Жанна, как бы нехотя, лениво подняла глаза и... задрожала вся, умоляюще говоря:
– Я и сама не рада, что всё бунтую. Меня возмущает, что меня все учат, точно уж я сама ничего не понимаю. Мои шляпы уже прославились на весь Константинополь; ведь это что-нибудь да значит? Не могу же я и детей воспитывать, и дело вести, и, наконец... жизнь не только в детях? Я хочу жить, я молода. Я француженка, мы рано привыкаем к открытой жизни. Я хочу ходить в театры, рестораны, а не дома всё сидеть, точно в монастыре, – говорила возбужденно Жанна.

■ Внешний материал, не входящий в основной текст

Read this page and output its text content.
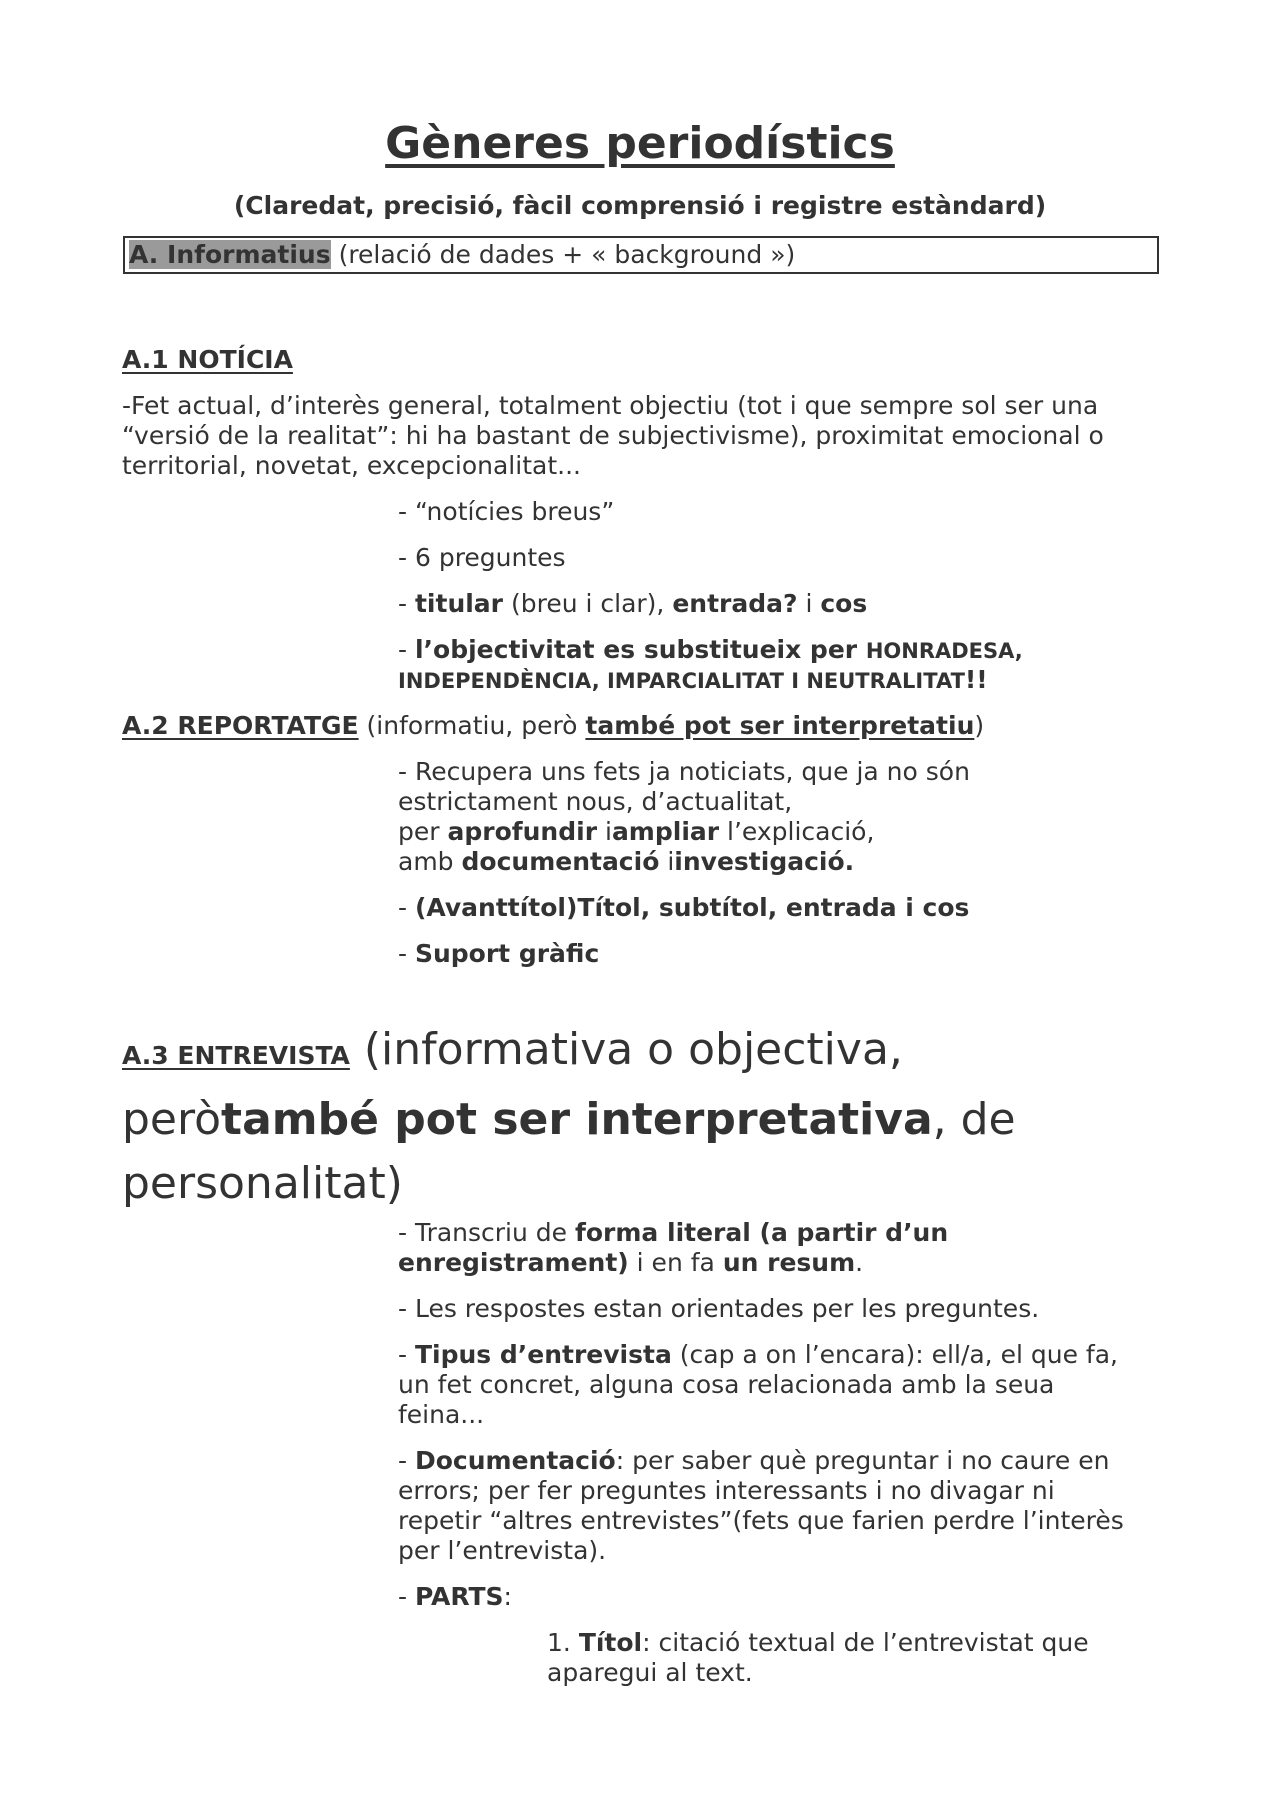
Gèneres periodístics
(Claredat, precisió, fàcil comprensió i registre estàndard)
A. Informatius (relació de dades + « background »)
A.1 NOTÍCIA
-Fet actual, d’interès general, totalment objectiu (tot i que sempre sol ser una
“versió de la realitat”: hi ha bastant de subjectivisme), proximitat emocional o
territorial, novetat, excepcionalitat...
- “notícies breus”
- 6 preguntes
- titular (breu i clar), entrada? i cos
- l’objectivitat es substitueix per HONRADESA,
INDEPENDÈNCIA, IMPARCIALITAT I NEUTRALITAT!!
A.2 REPORTATGE (informatiu, però també pot ser interpretatiu)
- Recupera uns fets ja noticiats, que ja no són
estrictament nous, d’actualitat,
per aprofundir iampliar l’explicació,
amb documentació iinvestigació.
- (Avanttítol)Títol, subtítol, entrada i cos
- Suport gràfic
A.3 ENTREVISTA (informativa o objectiva,
peròtambé pot ser interpretativa, de
personalitat)
- Transcriu de forma literal (a partir d’un
enregistrament) i en fa un resum.
- Les respostes estan orientades per les preguntes.
- Tipus d’entrevista (cap a on l’encara): ell/a, el que fa,
un fet concret, alguna cosa relacionada amb la seua
feina...
- Documentació: per saber què preguntar i no caure en
errors; per fer preguntes interessants i no divagar ni
repetir “altres entrevistes”(fets que farien perdre l’interès
per l’entrevista).
- PARTS:
1. Títol: citació textual de l’entrevistat que
aparegui al text.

– Давно ли вы изменили ваши взгляды? На пароходе вы говорили мне, что готовы всю жизнь отдать детям, борясь за их жизнь и здоровье? – глядя на неё, продолжал И.
– Ах, доктор И., что вы всё поминаете этот пароход? Ведь уж это всё было давно; так давно, что я даже и забыла. Меня дамы приглашают к себе, хотят познакомить с интересными кавалерами, а вы мне всё о детях. Не убудет же от них, если я повеселюсь! – протестовала Жанна, досадливо кусая губы.
– Нет, быть может, им будет даже лучше, если они и вовсе не будут жить с вами. Но вам, неужели вам кажется прекрасной та рассеянная жизнь, о которой вы мечтаете? Неужели в детях вы видите только помеху?
– Я вовсе не скрываю, что очень хотела бы отправить детей к родственникам. Я их очень люблю, буду, верно, скучать без них; но я не могу сделаться хорошей воспитательницей. Я раздражаюсь, потому что они мне мешают.
– Дети ведь теперь постоянно живут у Анны. И если вам приходится их видеть, то не потому, что вы зовёте их, а потому, что они хотят видеть вас. Они бегут к матери и, награжденные сначала поцелуями и сластями, а потом шлепками, возвращаются к Анне, говоря няне: "Пойдём домой". Вам их не жаль, Жанна? Не жаль, что дети называют домом дом чужой им Анны?
– Вы хоть кого доведёте до слёз, доктор И. Неужели только затем я так ждала вас и Левушку сегодня, чтобы быть доведённой до слёз?